Bahkan karena tidak sabar menunggu antrean satu rombongan entah dari mana mengambil tempat di sudut pemakaman dan langsung membaca tahlil. Jadilah bacaan tahlil, yasin, istighotsah dan kasidah bersahut-sahutan. Meski terdengar saling bersahutan, namun mereka tampak khusyuk mengikuti bacaan imam masing-masing.

Dipagar Tali Plastik

Menurut salah satu santri Tebuireng yang ditugasi menjaga makam keluarga KH Hasyim AsyĆ­ari, sejak Gus Dur wafat pada Rabu, 30 Desember 2009, pemakaman itu tidak pernah sepi peziarah. Pengurus mamasang pagar tali plastik sebagai pembatas. Gus Dur tepat berada di atas makam kakeknya KH Hasyim Asy’ari yang berdampingan dengan nenek dan ayahnya, KH Abdul Wahid Hasyim. Pamannya, KH Yusuf Hasyim (Pak ‘Ud) juga dimakamkan di tempat itu.

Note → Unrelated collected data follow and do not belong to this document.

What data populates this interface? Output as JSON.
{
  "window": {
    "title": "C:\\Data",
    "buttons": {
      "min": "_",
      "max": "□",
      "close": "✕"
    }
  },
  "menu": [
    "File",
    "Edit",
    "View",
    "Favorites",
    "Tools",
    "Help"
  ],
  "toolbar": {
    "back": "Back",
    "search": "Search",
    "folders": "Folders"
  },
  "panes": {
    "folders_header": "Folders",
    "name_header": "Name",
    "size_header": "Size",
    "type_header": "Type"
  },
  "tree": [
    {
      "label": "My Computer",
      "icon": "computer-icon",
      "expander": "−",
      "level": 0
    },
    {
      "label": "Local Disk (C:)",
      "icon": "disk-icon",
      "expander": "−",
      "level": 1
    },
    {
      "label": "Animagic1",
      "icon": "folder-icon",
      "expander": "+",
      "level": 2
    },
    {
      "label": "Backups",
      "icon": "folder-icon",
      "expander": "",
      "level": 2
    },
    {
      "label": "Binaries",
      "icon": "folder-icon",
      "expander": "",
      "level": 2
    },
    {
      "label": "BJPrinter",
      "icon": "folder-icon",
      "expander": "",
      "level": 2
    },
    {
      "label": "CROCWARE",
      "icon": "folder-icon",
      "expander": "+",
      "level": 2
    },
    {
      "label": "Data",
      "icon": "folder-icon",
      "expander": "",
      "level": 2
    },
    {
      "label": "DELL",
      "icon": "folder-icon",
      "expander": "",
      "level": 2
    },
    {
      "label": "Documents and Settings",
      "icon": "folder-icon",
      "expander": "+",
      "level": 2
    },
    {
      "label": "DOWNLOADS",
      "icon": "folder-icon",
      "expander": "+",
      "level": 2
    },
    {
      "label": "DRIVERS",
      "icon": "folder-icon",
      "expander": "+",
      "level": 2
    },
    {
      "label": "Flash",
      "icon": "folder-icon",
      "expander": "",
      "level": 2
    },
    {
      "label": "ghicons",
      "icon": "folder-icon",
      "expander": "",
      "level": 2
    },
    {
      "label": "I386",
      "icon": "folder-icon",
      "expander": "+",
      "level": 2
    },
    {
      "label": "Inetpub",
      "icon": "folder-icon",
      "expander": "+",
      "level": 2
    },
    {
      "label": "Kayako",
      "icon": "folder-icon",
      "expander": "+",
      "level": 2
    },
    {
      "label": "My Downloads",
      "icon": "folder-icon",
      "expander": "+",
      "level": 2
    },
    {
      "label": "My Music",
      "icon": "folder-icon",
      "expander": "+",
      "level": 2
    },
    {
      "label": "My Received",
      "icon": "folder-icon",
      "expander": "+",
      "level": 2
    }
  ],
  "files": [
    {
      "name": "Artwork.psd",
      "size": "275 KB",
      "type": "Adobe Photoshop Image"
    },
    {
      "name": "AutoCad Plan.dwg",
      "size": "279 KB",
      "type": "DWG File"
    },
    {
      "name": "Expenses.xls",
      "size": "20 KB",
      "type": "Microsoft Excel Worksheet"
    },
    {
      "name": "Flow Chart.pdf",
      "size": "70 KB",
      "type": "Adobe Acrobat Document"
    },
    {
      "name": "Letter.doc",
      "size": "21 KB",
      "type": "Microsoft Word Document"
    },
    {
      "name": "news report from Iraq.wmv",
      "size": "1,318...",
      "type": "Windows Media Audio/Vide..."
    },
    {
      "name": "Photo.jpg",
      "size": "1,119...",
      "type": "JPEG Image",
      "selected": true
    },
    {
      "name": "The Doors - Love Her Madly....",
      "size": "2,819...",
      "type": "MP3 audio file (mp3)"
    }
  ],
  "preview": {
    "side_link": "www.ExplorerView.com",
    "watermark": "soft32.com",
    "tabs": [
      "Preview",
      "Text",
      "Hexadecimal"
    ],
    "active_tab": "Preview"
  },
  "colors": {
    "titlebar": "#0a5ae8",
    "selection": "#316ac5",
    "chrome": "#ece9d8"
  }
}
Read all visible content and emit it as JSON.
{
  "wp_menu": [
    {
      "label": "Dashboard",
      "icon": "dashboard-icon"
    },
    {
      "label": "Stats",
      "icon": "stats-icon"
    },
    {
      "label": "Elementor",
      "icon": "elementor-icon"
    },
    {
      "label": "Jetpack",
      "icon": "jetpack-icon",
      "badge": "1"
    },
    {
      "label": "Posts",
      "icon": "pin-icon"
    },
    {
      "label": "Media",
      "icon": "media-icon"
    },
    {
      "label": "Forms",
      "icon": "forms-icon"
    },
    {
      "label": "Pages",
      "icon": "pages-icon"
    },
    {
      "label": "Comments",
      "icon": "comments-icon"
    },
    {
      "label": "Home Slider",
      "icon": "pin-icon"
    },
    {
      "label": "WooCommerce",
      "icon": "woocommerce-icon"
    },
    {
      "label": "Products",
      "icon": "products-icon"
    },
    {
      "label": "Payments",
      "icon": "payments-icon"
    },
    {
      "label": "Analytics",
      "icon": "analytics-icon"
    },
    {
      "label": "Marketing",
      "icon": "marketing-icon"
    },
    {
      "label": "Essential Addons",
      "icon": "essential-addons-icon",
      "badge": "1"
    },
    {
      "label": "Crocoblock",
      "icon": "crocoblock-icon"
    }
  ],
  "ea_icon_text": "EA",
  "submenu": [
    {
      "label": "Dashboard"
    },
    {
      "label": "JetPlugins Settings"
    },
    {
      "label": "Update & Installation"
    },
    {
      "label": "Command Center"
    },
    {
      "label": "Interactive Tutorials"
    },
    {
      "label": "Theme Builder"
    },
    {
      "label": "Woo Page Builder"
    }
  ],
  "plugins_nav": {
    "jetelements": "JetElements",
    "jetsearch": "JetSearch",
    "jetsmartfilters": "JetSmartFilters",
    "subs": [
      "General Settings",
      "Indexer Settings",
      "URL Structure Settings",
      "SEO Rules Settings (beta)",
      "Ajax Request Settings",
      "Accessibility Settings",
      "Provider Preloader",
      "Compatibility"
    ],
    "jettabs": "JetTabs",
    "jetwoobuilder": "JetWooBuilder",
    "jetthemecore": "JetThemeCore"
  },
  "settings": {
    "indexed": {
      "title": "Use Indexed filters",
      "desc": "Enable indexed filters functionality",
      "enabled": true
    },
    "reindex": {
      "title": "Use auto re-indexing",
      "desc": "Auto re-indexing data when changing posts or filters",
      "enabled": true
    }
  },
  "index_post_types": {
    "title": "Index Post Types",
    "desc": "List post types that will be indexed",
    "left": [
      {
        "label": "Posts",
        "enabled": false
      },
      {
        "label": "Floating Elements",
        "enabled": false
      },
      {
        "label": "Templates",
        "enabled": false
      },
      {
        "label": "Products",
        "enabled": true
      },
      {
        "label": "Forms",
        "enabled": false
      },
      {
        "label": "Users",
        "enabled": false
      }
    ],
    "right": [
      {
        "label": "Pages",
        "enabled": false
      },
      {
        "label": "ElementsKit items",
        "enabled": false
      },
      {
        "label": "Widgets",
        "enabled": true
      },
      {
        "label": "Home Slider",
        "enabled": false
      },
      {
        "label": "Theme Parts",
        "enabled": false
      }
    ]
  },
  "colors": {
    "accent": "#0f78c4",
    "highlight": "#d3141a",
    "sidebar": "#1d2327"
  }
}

Khusus untuk para peziarah yang menghafal Alquran 30 juz (hafidz-hafidzah) panitia menyediakan tempat khusus yang terpisah dari peziarah umum. Mereka ditempatkan di sebelah utara makam di belakang gedung Kalla.
Di atas makam KH Hasyim Asy’ari dan KH Abdul Wahid Hasyim tertancap bendera kecil merah putih. Sedang makam Gus Dur ditutupi gundukan bunga mawar dan sedap malam yang menebarkan aroma harum.

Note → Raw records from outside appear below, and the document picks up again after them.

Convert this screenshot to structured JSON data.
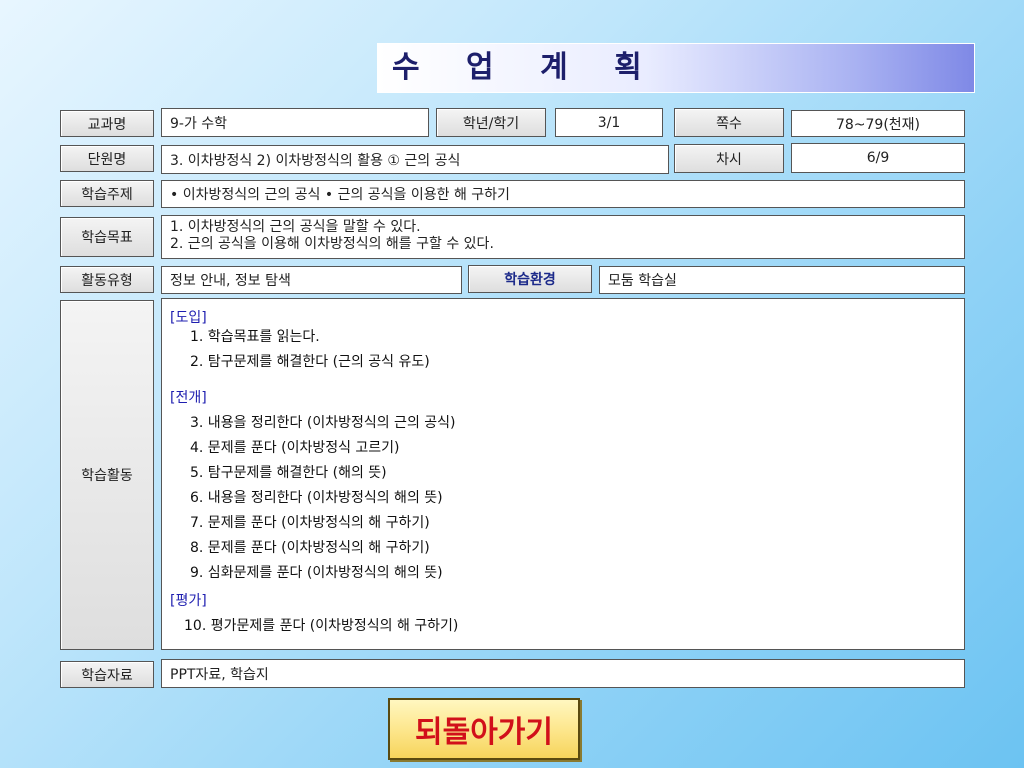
{
  "title": "수 업 계 획",
  "row1": {
    "subject_label": "교과명",
    "subject_value": "9-가  수학",
    "grade_label": "학년/학기",
    "grade_value": "3/1",
    "pages_label": "쪽수",
    "pages_value": "78~79(천재)"
  },
  "row2": {
    "unit_label": "단원명",
    "unit_value": "3. 이차방정식    2) 이차방정식의 활용  ① 근의 공식",
    "session_label": "차시",
    "session_value": "6/9"
  },
  "row3": {
    "topic_label": "학습주제",
    "topic_value": "• 이차방정식의 근의 공식          • 근의 공식을 이용한 해 구하기"
  },
  "row4": {
    "goal_label": "학습목표",
    "goals": [
      "1. 이차방정식의 근의 공식을 말할 수 있다.",
      "2. 근의 공식을 이용해 이차방정식의 해를 구할 수 있다."
    ]
  },
  "row5": {
    "type_label": "활동유형",
    "type_value": "정보 안내, 정보 탐색",
    "env_label": "학습환경",
    "env_value": "모둠 학습실"
  },
  "activity": {
    "label": "학습활동",
    "intro_head": "[도입]",
    "intro": [
      "1. 학습목표를 읽는다.",
      "2. 탐구문제를 해결한다 (근의 공식 유도)"
    ],
    "dev_head": "[전개]",
    "dev": [
      "3. 내용을 정리한다 (이차방정식의 근의 공식)",
      "4. 문제를 푼다 (이차방정식 고르기)",
      "5. 탐구문제를 해결한다 (해의 뜻)",
      "6. 내용을 정리한다 (이차방정식의 해의 뜻)",
      "7. 문제를 푼다 (이차방정식의 해 구하기)",
      "8. 문제를 푼다 (이차방정식의 해 구하기)",
      "9. 심화문제를 푼다 (이차방정식의 해의 뜻)"
    ],
    "eval_head": "[평가]",
    "eval": [
      "10. 평가문제를 푼다 (이차방정식의 해 구하기)"
    ]
  },
  "row7": {
    "material_label": "학습자료",
    "material_value": "PPT자료,  학습지"
  },
  "back_button": "되돌아가기"
}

Untuk sampai ke lokasi makam, peziarah bisa masuk melalui pintu utama pesantren Tebuireng di Jalan Irian Jaya, Desa Diwek, Jombang. Tetapi bila pintu utama ditutup bisa melewati jalan kampung yang sudah disiapkan. Untuk pintu keluar disiapkan lorong-lorong sempit yang mengakses ke tempat parkir bus dan kendaraan umum.

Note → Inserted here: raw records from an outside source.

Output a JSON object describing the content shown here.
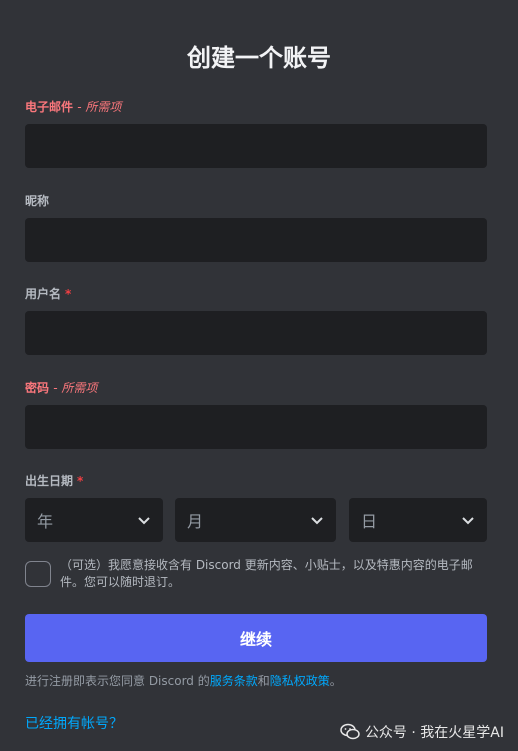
{
  "title": "创建一个账号",
  "fields": {
    "email": {
      "label": "电子邮件",
      "note": "- 所需项"
    },
    "nickname": {
      "label": "昵称"
    },
    "username": {
      "label": "用户名",
      "required_mark": "*"
    },
    "password": {
      "label": "密码",
      "note": "- 所需项"
    }
  },
  "birth": {
    "label": "出生日期",
    "required_mark": "*",
    "year": "年",
    "month": "月",
    "day": "日"
  },
  "optin": "（可选）我愿意接收含有 Discord 更新内容、小贴士，以及特惠内容的电子邮件。您可以随时退订。",
  "continue_label": "继续",
  "terms": {
    "prefix": "进行注册即表示您同意 Discord 的",
    "tos": "服务条款",
    "and": "和",
    "privacy": "隐私权政策",
    "suffix": "。"
  },
  "login_link": "已经拥有帐号？",
  "watermark": "公众号 · 我在火星学AI",
  "colors": {
    "accent": "#5865f2",
    "link": "#00a8fc",
    "error": "#fa777c",
    "background": "#313338",
    "input": "#1e1f22"
  }
}
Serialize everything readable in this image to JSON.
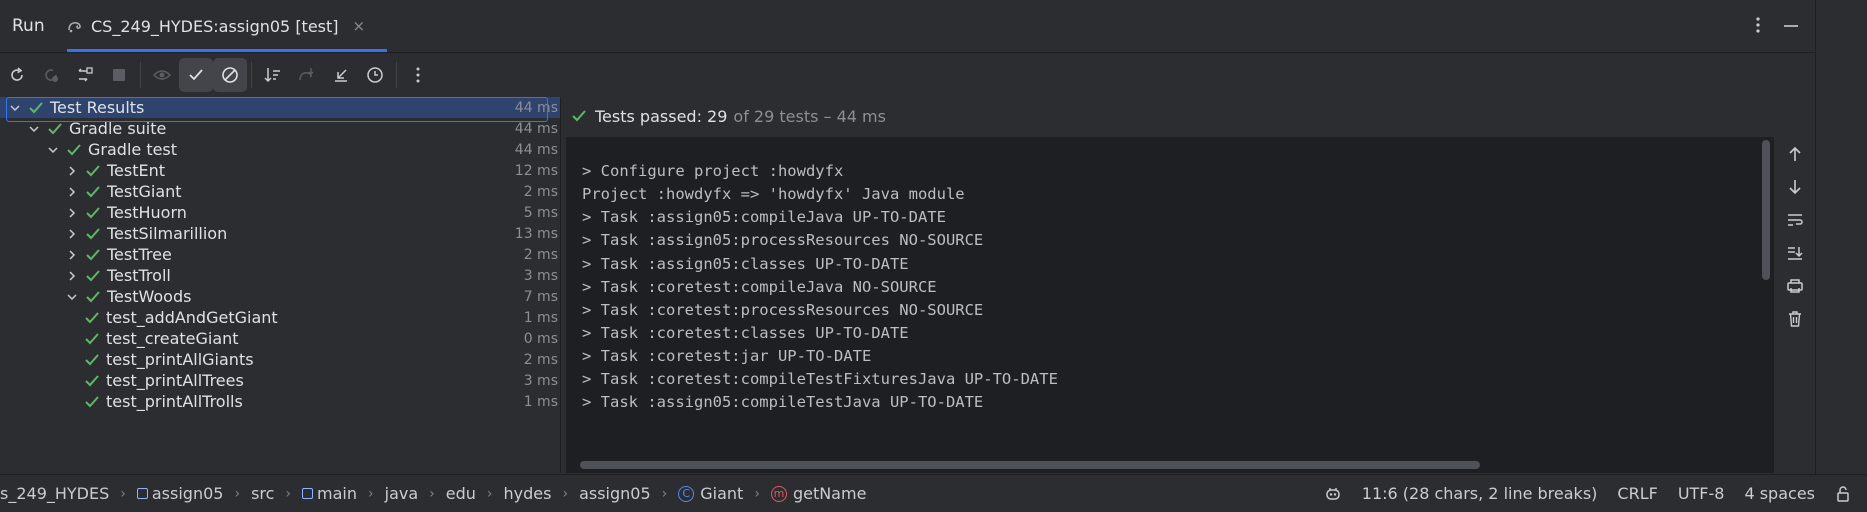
{
  "header": {
    "run_label": "Run",
    "tab_label": "CS_249_HYDES:assign05 [test]",
    "tab_close": "×"
  },
  "tree": {
    "rows": [
      {
        "name": "Test Results",
        "time": "44 ms"
      },
      {
        "name": "Gradle suite",
        "time": "44 ms"
      },
      {
        "name": "Gradle test",
        "time": "44 ms"
      },
      {
        "name": "TestEnt",
        "time": "12 ms"
      },
      {
        "name": "TestGiant",
        "time": "2 ms"
      },
      {
        "name": "TestHuorn",
        "time": "5 ms"
      },
      {
        "name": "TestSilmarillion",
        "time": "13 ms"
      },
      {
        "name": "TestTree",
        "time": "2 ms"
      },
      {
        "name": "TestTroll",
        "time": "3 ms"
      },
      {
        "name": "TestWoods",
        "time": "7 ms"
      },
      {
        "name": "test_addAndGetGiant",
        "time": "1 ms"
      },
      {
        "name": "test_createGiant",
        "time": "0 ms"
      },
      {
        "name": "test_printAllGiants",
        "time": "2 ms"
      },
      {
        "name": "test_printAllTrees",
        "time": "3 ms"
      },
      {
        "name": "test_printAllTrolls",
        "time": "1 ms"
      }
    ]
  },
  "status": {
    "passed": "Tests passed: 29",
    "detail": "of 29 tests – 44 ms"
  },
  "console": {
    "lines": [
      "",
      "> Configure project :howdyfx",
      "Project :howdyfx => 'howdyfx' Java module",
      "> Task :assign05:compileJava UP-TO-DATE",
      "> Task :assign05:processResources NO-SOURCE",
      "> Task :assign05:classes UP-TO-DATE",
      "> Task :coretest:compileJava NO-SOURCE",
      "> Task :coretest:processResources NO-SOURCE",
      "> Task :coretest:classes UP-TO-DATE",
      "> Task :coretest:jar UP-TO-DATE",
      "> Task :coretest:compileTestFixturesJava UP-TO-DATE",
      "> Task :assign05:compileTestJava UP-TO-DATE"
    ]
  },
  "breadcrumb": {
    "items": [
      "s_249_HYDES",
      "assign05",
      "src",
      "main",
      "java",
      "edu",
      "hydes",
      "assign05",
      "Giant",
      "getName"
    ],
    "class_icon_letter": "C",
    "method_icon_letter": "m",
    "separator": "›"
  },
  "statusbar": {
    "position": "11:6 (28 chars, 2 line breaks)",
    "line_sep": "CRLF",
    "encoding": "UTF-8",
    "indent": "4 spaces"
  },
  "colors": {
    "pass": "#5fb865",
    "accent": "#3574f0",
    "selection": "#2e436e"
  }
}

Kehadiran jutaan peziarah mendatangkan berkah tersendiri bagi masyarakat sekitar. Ada yang membuka lahan parkir bus dan mobil pribadi, kos-kosan, sewa kamar mandi dan WC, warung makanan, souvenir dan buku-buku tentang Gus Dur.
‘’Inilah hebatnya, orang yang sudah wafat saja masih bisa memberi penghasilan kepada orang yang masih hidup. Gus Dur itu ngurip-uripi wong urip,’’ tutur H Yusuf Nafi SH CN yang turut dalam rombongan peziarah.
(Agus Fathuddin Yusuf-60)

0 Response to "Tetap Ngurip-uripi Wong Urip"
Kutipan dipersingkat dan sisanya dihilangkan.